Washington’s move came after it received reassurances from Ankara that no local staff would be detained or arrested for "performing their duties," the US Embassy said Monday.
"Based on these preliminary assurances, we believe the security posture has improved sufficiently to allow for the resumption of limited visa services in Turkey," the embassy said in a statement.
A US embassy statement said it had received "high-level assurances" from Turkey that no additional local employees were under investigation.
The Turkish government also gave assurances that local staff members would not be detained or arrested "for performing their official duties" and that Washington would be given information in advance if Turkish officials intend to arrest local staff in the future.
The Turkish Embassy in Washington posted a brief statement on Twitter, announcing that it was also resuming "limited" visa services.
Last month, the United States halted most visa services for Turkish citizens after Turkish authorities arrested Metin Topuz, a Turkish employee at the US consulate in Istanbul, deepening already strained ties between Ankara and Washington.

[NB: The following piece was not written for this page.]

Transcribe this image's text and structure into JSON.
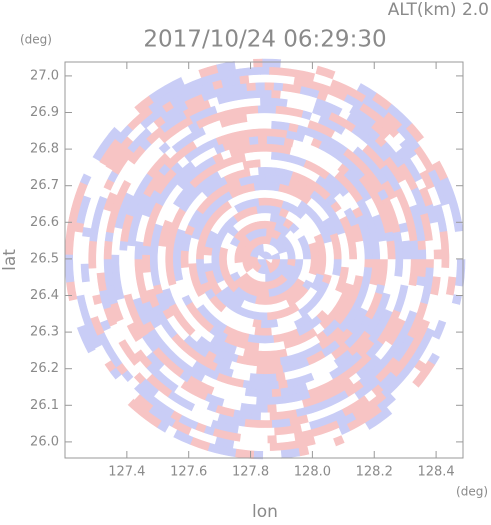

Turkey retaliated by halting visa services in the US for Americans who want to travel to Turkey.
The Turkish Embassy issued a second statement saying that no assurances were given to US officials over any ongoing legal case. The statement also insisted that Topuz was not arrested "not for performing his official duties but because of serious accusations" against him.
The announcements came a day before Turkish Prime Minister Binali Yildirim is due to travel to the United States to meet Vice President Mike Pence for talks aimed at mending frayed ties between the two NATO allies, including over Turkish demands for the extradition US-based cleric Fethullah Gulen, who is blamed for last year's failed coup, and Washington's backing of Syrian Kurds, whom Turkey considers to be terrorists.
Yildirim on Tuesday described the United States’ move to partially resume issuing visas in Turkey as a positive step, but said Washington should extradite Gulen.
“The limited reissuing of visas between the United States and Turkey... prior to our visit can be seen as a positive development,” he added.
Topuz was detained on charges of espionage and alleged ties to Gulen. He was the second local staff member at a US mission in Turkey to be held. The US Embassy denies the accusations against them.
The Turkish Embassy statement said Ankara also has grievances concerning legal cases against Turkish citizens in the US It didn't elaborate.
Gulen denies involvement in the attempted coup.
Yildirim said Gulen’s extradition would be discussed during his US visit, as well as the fate of some Turkish citizens arrested in the United States - a reference to the wealthy gold trader who was arrested over Iran sanctions evasion last year and an executive at a state-owned bank arrested this year.
“We have strong evidence that Gulen was behind the July 15 coup attempt and we want his extradition. We want the concerns we have regarding the cases of our citizens arrested in the United States to be eased,” Yildirim said.
“They also have similar requests, and diplomatic channels are being used for discussions, we are both seeking a way out.”